Hongliang Lu received her M.S. and Ph.D. degrees in microelectronics engineering from Xidian University in 2003 and 2007, respectively. Since 2010, she has been a professor in the School of Microelectronics at Xidian University. Her work involves modeling and experiments on SiC MESFETs and other devices.

Yuming Zhang received his M.S. and Ph.D. degrees in microelectronics engineering from Xidian University and Xi’an Jiaotong University in 1992 and 1998, respectively. From 1999 to 2000, he was with Rutgers University as a postdoctoral fellow. Since 2001, he has been a professor at the Microelectronics Institute, Xidian University. His research is in the design, modeling, fabrication and electrical characterization of SiC electronic devices for high temperature and high-power operation.

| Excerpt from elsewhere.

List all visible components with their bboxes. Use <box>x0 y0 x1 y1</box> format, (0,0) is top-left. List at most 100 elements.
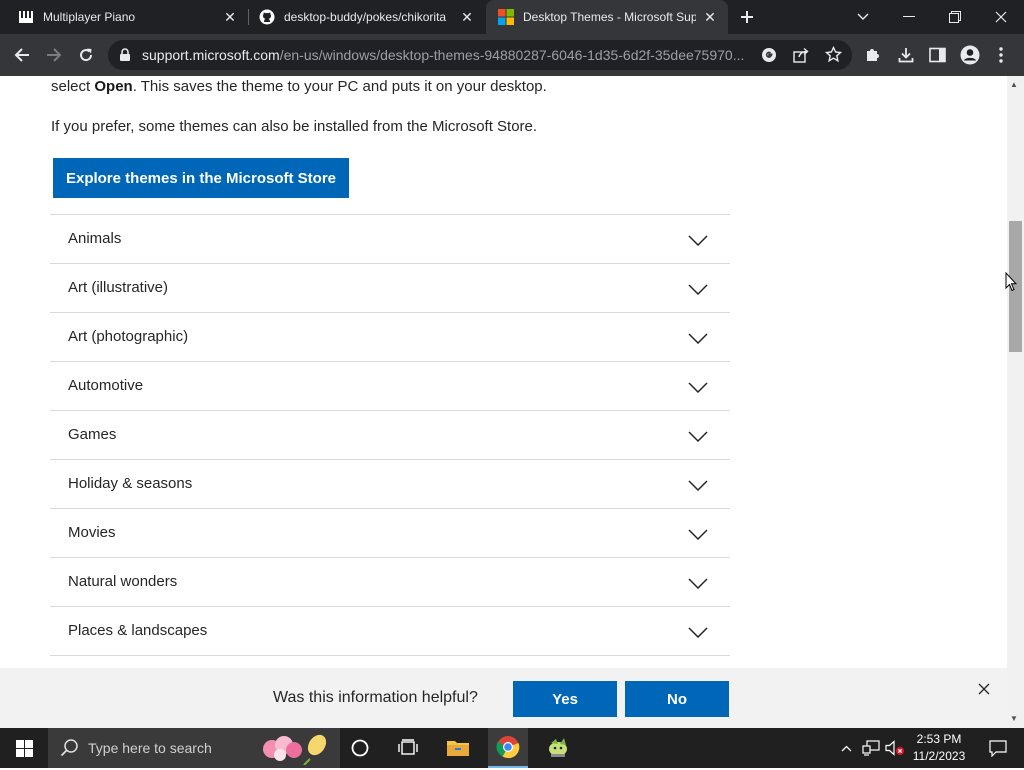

Yimen Zhang is a professor of the School of Microelectronics, Xidian University. He has been a visiting scholar and senior visiting scholar at Arizona State University, Tempe, and Yale University, respectively. His research interests are in the areas of wideband semiconductor devices, semiconductor devices modeling, TCAD for VLSI and quantum well devices.

Bo Liu received his B.E., M.S. and D.E. degrees in electronic engineering from the University of Kitakyushu, Japan in 2005, 2008 and 2012, respectively. Since 2012, he has been an associate professor at Henan University of Science and Technology. His research interests include VLSI layout design and process variation analysis for analog IC design for manufacturability.

Leiming Zhang received his M.S. degree at the University of Electronic Science and Technology of China in 2008. He is currently a lecturer at Henan University of Science and Technology. His research is focused on device modeling of CMOS and design of mixed signal integrated circuits.

Ligong Sun received his M.S. degree from Henan University of Science and Technology in 2006. He is currently an associate professor in Henan University. His research is focused on AI and robot, computer application technology and the design of mixed-signal integrated circuits.